The Society of Thoracic Surgeons (STS) and the American Association for Thoracic Surgery (AATS) have intermittently surveyed their combined membership. These manpower surveys have provided snapshots of thoracic surgery, documenting practice changes over time. At this critical time in US health care reform the physician workforce is of critical importance. This survey updates the data obtained from the 2000 and 2005 surveys.


The survey instrument was updated from the 2005 survey. It was received by 5265 surgeon members of the STS/AATS during November and December 2009. There was a superb 50% return rate. The data were entered into a comprehensive database. Perception Solutions, Inc, independently performed the analysis.

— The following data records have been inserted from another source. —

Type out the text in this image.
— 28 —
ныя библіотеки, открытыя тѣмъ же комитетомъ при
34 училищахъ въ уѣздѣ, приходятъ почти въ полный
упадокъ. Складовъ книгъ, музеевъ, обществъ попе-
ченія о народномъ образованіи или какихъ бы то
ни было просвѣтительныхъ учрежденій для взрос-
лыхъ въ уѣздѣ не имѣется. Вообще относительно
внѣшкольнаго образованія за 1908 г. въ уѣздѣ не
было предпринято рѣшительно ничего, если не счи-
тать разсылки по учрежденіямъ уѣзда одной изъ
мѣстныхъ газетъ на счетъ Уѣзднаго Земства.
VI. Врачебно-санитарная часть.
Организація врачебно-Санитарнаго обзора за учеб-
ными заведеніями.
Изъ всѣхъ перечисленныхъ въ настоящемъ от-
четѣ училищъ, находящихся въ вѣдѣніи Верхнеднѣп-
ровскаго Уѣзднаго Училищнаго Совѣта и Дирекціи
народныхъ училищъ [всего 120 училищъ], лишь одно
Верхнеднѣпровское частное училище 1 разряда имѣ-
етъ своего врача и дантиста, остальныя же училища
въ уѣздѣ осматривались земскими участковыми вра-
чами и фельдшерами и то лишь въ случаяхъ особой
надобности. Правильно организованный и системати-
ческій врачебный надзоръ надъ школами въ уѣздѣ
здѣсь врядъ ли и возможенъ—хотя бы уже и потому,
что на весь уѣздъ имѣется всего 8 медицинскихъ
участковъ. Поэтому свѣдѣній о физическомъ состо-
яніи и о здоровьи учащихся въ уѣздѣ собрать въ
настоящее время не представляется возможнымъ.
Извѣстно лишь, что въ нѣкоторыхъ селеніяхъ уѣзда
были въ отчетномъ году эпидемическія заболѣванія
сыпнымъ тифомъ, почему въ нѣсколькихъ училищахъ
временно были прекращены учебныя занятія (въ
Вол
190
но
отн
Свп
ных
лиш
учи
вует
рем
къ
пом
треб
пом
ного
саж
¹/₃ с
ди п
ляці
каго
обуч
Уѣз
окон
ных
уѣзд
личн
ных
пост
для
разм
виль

The median age of the active US thoracic surgeons is 52.9 years. Women comprise 3.4% of adult cardiac, 5.2% of congenital heart, and 7.9% of general thoracic surgeons. The decision to pursue a career in thoracic surgery was made before or in medical school by 45.3% of surgeons. The majority of survey respondents had a mean of 8.7 years of residency training after medical school graduation. The cumulative average educational debt was $56,000. Overall career satisfaction was 46% (very or extremely satisfied). Database participation was 84%. Operative volume over the past 12 months decreased for 30% of surgeons. Malpractice premiums have steadily increased over the past 5 years from $55,947 to $59,673. The number of additional years the currently active US cardiothoracic surgeon plans to practice is 12.6 years. Therefore, the projected retirement age of the thoracic surgery workforce will be 65. This is consistent among all surgeons: adult cardiac, 66 years; congenital heart, 65 years; and general thoracic, 67 years.


These data give a clear profile of the specialty at this time. The major challenges remain length of training and educational debt of the thoracic surgeon. Case volume, scope of practice, malpractice costs, and career satisfaction remain major elements to provide a positive environment to recruit new surgeons in to the specialty. The resident pool has contracted while the workforce ages and retirement looms. Significant shortages may develop as the US population ages in the environment of health care reform.